Personally I never called any such hotline; my assumption was that suicidal thoughts originate from one's own brain and way of thinking - adjust that and these issues would go away. Unfortunately, while this can work (for me it worked extremely well, though I should also say, I don't have suicidal thoughts to begin with, even more so as one's lifespan is finite anyway - but I do understand those who have a terminal illness, to not have to go through more suffering when something is uncurable), there are people for whom it can not work, often in the way how their brain works. Just like some people have seizures, brains are different too.
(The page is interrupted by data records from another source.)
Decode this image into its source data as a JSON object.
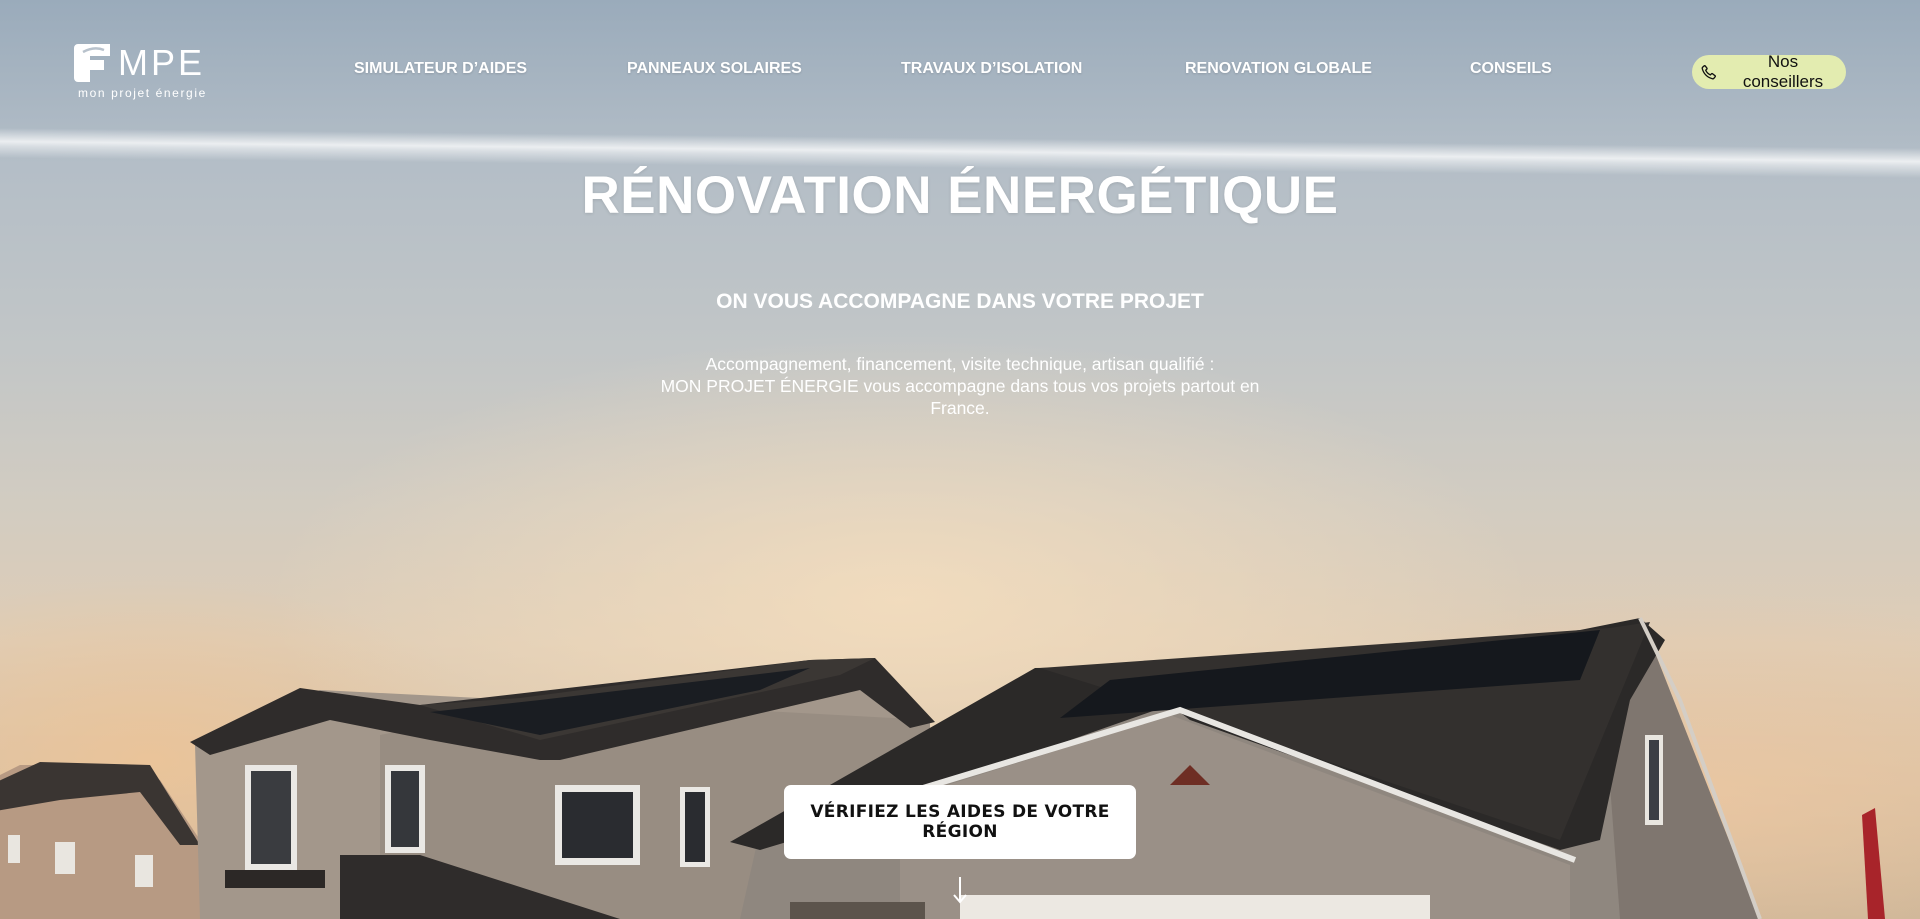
{
  "header": {
    "logo": {
      "text": "MPE",
      "tagline": "mon projet énergie"
    },
    "nav": [
      {
        "label": "SIMULATEUR D’AIDES"
      },
      {
        "label": "PANNEAUX SOLAIRES"
      },
      {
        "label": "TRAVAUX D’ISOLATION"
      },
      {
        "label": "RENOVATION GLOBALE"
      },
      {
        "label": "CONSEILS"
      }
    ],
    "contact": {
      "label": "Nos conseillers",
      "icon": "phone-icon",
      "bg": "#e3ecb0"
    }
  },
  "hero": {
    "title": "RÉNOVATION ÉNERGÉTIQUE",
    "subtitle": "ON VOUS ACCOMPAGNE DANS VOTRE PROJET",
    "description_lines": [
      "Accompagnement, financement, visite technique, artisan qualifié :",
      "MON PROJET ÉNERGIE vous accompagne dans tous vos projets partout en",
      "France."
    ],
    "cta": "VÉRIFIEZ LES AIDES DE VOTRE RÉGION",
    "scroll_icon": "arrow-down-icon"
  }
}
It puts some responsibility on those who receive such calls, because the caller may be in a state where any additional negative input could push that caller over the edge, due to their current state of mind. So this kind of requires more training even of casual people, just as people are expected to know the basic steps necessary for first aid (on a fresh accident site, for instance). It seems pretty clear that those on the national hotline, must have had professional training too. So if there is a decline of suicides, this is most likely - and logically - due to the work by those who take up the phones.

  • This is a fantastically ridiculously comment.

    > my assumption was that suicidal thoughts originate from one's own brain and way of thinking - adjust that and these issues would go away. Unfortunately, while this can work (for me it worked extremely well, though I should also say, I don't have suicidal thoughts to begin with

    You're, in this comment and the part I quoted, saying that adjusting your thinking worked well for you (with the implication that it worked well in dealing with suicidal thoughts), but you say you don't have the problem (suicidal thoughts or ideation) under discussion. This is like saying, "I've heard that you can walk it off when you break your leg, and that's worked for me, but I've never actually had a broken leg." Complete nonsense.

  • This is bootstraps by another name. “Just (don’t) do it” belongs in nike commercials, not in discussions surrounding behavioral health. If it were that simple then we wouldn’t have these issues at this scale in the first place.

    Nancy Reagan “just say no” comes to mind.